2. using dplyr package
The method mentioned above is quite primitive in terms of R usage. The dplyr package simplifies tasks like the one described above and can accomplish them in a matter of seconds. After installing the package, you can use the bind_rows()
function.
install.packages("dplyr")
library(dplyr)
new_data4= bind_rows (Defoliation, De_graining)
new_data4
Genotype Block yield
1 CV1 I 50
2 CV2 I 52
3 CV3 I 55
4 CV4 I 56
5 CV5 I 54
6 CV1 II 52
7 CV2 II 50
8 CV3 II 56
9 CV4 II 58
10 CV5 II 59
11 CV1 III 52
12 CV2 III 50
13 CV3 III 56
14 CV4 III 58
15 CV5 III 59
16 CV1 I 62
17 CV2 I 59
18 CV3 I 62
19 CV4 I 60
20 CV5 I 59
21 CV1 II 61
22 CV2 II 60
23 CV3 II 63
24 CV4 II 62
25 CV5 II 60
26 CV1 III 64
27 CV2 III 58
28 CV3 III 65
29 CV4 III 61
30 CV5 III 62
The data has been sorted as columns all at once. However, even this data lacks proper ID. In other words, there is no distinction for the treatments like Defoliation or De_graining. So, I will make a slight modification to the code.

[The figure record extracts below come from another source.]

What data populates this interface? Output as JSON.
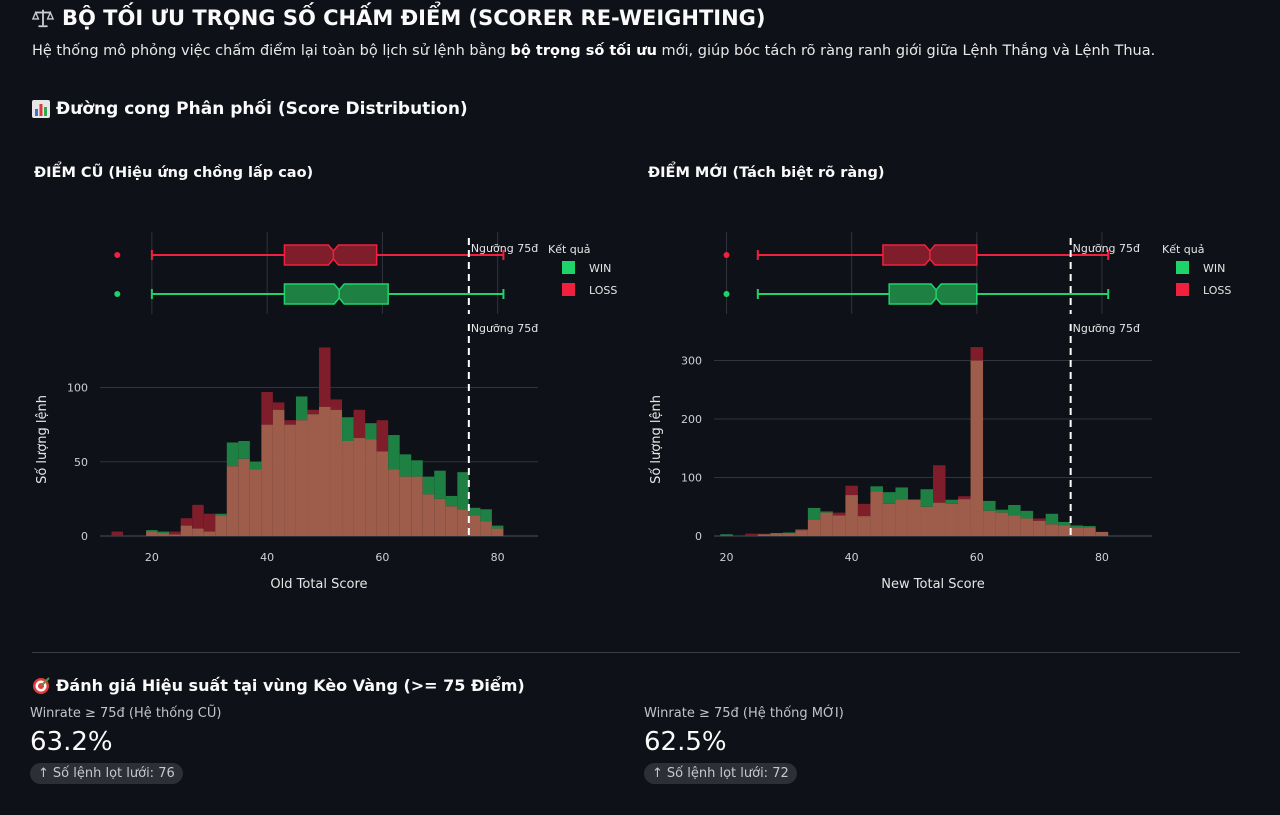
{
  "header": {
    "title": "BỘ TỐI ƯU TRỌNG SỐ CHẤM ĐIỂM (SCORER RE-WEIGHTING)",
    "title_icon": "balance-scale-icon",
    "subtitle_before": "Hệ thống mô phỏng việc chấm điểm lại toàn bộ lịch sử lệnh bằng ",
    "subtitle_bold": "bộ trọng số tối ưu",
    "subtitle_after": " mới, giúp bóc tách rõ ràng ranh giới giữa Lệnh Thắng và Lệnh Thua."
  },
  "distribution_section": {
    "title": "Đường cong Phân phối (Score Distribution)",
    "icon": "bar-chart-icon"
  },
  "colors": {
    "background": "#0e1117",
    "win": "#1fd36b",
    "loss": "#f0213e",
    "win_fill": "#1e8043",
    "loss_fill": "#7f1d2b",
    "overlap": "#9e5c4a"
  },
  "chart_data": [
    {
      "type": "bar",
      "heading": "ĐIỂM CŨ (Hiệu ứng chồng lấp cao)",
      "xlabel": "Old Total Score",
      "ylabel": "Số lượng lệnh",
      "xlim": [
        11,
        87
      ],
      "ylim": [
        0,
        130
      ],
      "yticks": [
        0,
        50,
        100
      ],
      "xticks": [
        20,
        40,
        60,
        80
      ],
      "bin_width": 2,
      "threshold": {
        "x": 75,
        "label": "Ngưỡng 75đ"
      },
      "legend": {
        "title": "Kết quả",
        "items": [
          "WIN",
          "LOSS"
        ],
        "placement": "right"
      },
      "grid": true,
      "x": [
        14,
        16,
        18,
        20,
        22,
        24,
        26,
        28,
        30,
        32,
        34,
        36,
        38,
        40,
        42,
        44,
        46,
        48,
        50,
        52,
        54,
        56,
        58,
        60,
        62,
        64,
        66,
        68,
        70,
        72,
        74,
        76,
        78,
        80
      ],
      "series": [
        {
          "name": "WIN",
          "values": [
            0,
            0,
            0,
            4,
            3,
            1,
            7,
            5,
            3,
            15,
            63,
            64,
            50,
            75,
            85,
            75,
            94,
            82,
            87,
            85,
            80,
            66,
            76,
            57,
            68,
            55,
            51,
            40,
            44,
            27,
            43,
            19,
            18,
            7
          ]
        },
        {
          "name": "LOSS",
          "values": [
            3,
            0,
            0,
            3,
            2,
            3,
            12,
            21,
            15,
            14,
            47,
            52,
            45,
            97,
            90,
            78,
            78,
            85,
            127,
            92,
            64,
            85,
            65,
            78,
            45,
            40,
            40,
            28,
            25,
            20,
            18,
            14,
            10,
            5
          ]
        }
      ],
      "boxplot": [
        {
          "name": "LOSS",
          "min": 20,
          "q1": 43,
          "median": 51.5,
          "q3": 59,
          "max": 81,
          "outlier": 14
        },
        {
          "name": "WIN",
          "min": 20,
          "q1": 43,
          "median": 52.5,
          "q3": 61,
          "max": 81,
          "outlier": 14
        }
      ]
    },
    {
      "type": "bar",
      "heading": "ĐIỂM MỚI (Tách biệt rõ ràng)",
      "xlabel": "New Total Score",
      "ylabel": "Số lượng lệnh",
      "xlim": [
        18,
        88
      ],
      "ylim": [
        0,
        330
      ],
      "yticks": [
        0,
        100,
        200,
        300
      ],
      "xticks": [
        20,
        40,
        60,
        80
      ],
      "bin_width": 2,
      "threshold": {
        "x": 75,
        "label": "Ngưỡng 75đ"
      },
      "legend": {
        "title": "Kết quả",
        "items": [
          "WIN",
          "LOSS"
        ],
        "placement": "right"
      },
      "grid": true,
      "x": [
        20,
        22,
        24,
        26,
        28,
        30,
        32,
        34,
        36,
        38,
        40,
        42,
        44,
        46,
        48,
        50,
        52,
        54,
        56,
        58,
        60,
        62,
        64,
        66,
        68,
        70,
        72,
        74,
        76,
        78,
        80
      ],
      "series": [
        {
          "name": "WIN",
          "values": [
            3,
            0,
            0,
            3,
            5,
            6,
            10,
            48,
            42,
            35,
            70,
            34,
            85,
            75,
            83,
            62,
            80,
            57,
            62,
            63,
            300,
            60,
            45,
            53,
            43,
            26,
            38,
            24,
            18,
            17,
            7
          ]
        },
        {
          "name": "LOSS",
          "values": [
            0,
            0,
            4,
            4,
            5,
            5,
            12,
            28,
            40,
            40,
            86,
            55,
            76,
            55,
            63,
            63,
            50,
            121,
            55,
            68,
            323,
            43,
            40,
            35,
            30,
            30,
            20,
            18,
            15,
            15,
            7
          ]
        }
      ],
      "boxplot": [
        {
          "name": "LOSS",
          "min": 25,
          "q1": 45,
          "median": 52.5,
          "q3": 60,
          "max": 81,
          "outlier": 20
        },
        {
          "name": "WIN",
          "min": 25,
          "q1": 46,
          "median": 53.5,
          "q3": 60,
          "max": 81,
          "outlier": 20
        }
      ]
    }
  ],
  "performance": {
    "title": "Đánh giá Hiệu suất tại vùng Kèo Vàng (>= 75 Điểm)",
    "icon": "target-icon",
    "metrics": [
      {
        "label": "Winrate ≥ 75đ (Hệ thống CŨ)",
        "value": "63.2%",
        "delta": "Số lệnh lọt lưới: 76"
      },
      {
        "label": "Winrate ≥ 75đ (Hệ thống MỚI)",
        "value": "62.5%",
        "delta": "Số lệnh lọt lưới: 72"
      }
    ]
  }
}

new_data5= bind_rows (list(DF= Defoliation, DG= De_graining),.id="Treatment")
new_data5
Treatment Genotype Block yield
1 DF CV1 I 50
2 DF CV2 I 52
3 DF CV3 I 55
4 DF CV4 I 56
5 DF CV5 I 54
6 DF CV1 II 52
7 DF CV2 II 50
8 DF CV3 II 56
9 DF CV4 II 58
10 DF CV5 II 59
11 DF CV1 III 52
12 DF CV2 III 50
13 DF CV3 III 56
14 DF CV4 III 58
15 DF CV5 III 59
16 DG CV1 I 62
17 DG CV2 I 59
18 DG CV3 I 62
19 DG CV4 I 60
20 DG CV5 I 59
21 DG CV1 II 61
22 DG CV2 II 60
23 DG CV3 II 63
24 DG CV4 II 62
25 DG CV5 II 60
26 DG CV1 III 64
27 DG CV2 III 58
28 DG CV3 III 65
29 DG CV4 III 61
30 DG CV5 III 62
So, we set the Defoliation data as a new variable called “DF” and the De_graining data as “DG,” and we’ll assign the ID (column name) for these as “Treatment.”
Although the rearrangement of the data is similar to using the data.frame()
function, the time taken has been significantly reduced. Therefore, using a suitable package for rearranging data like this is much more efficient.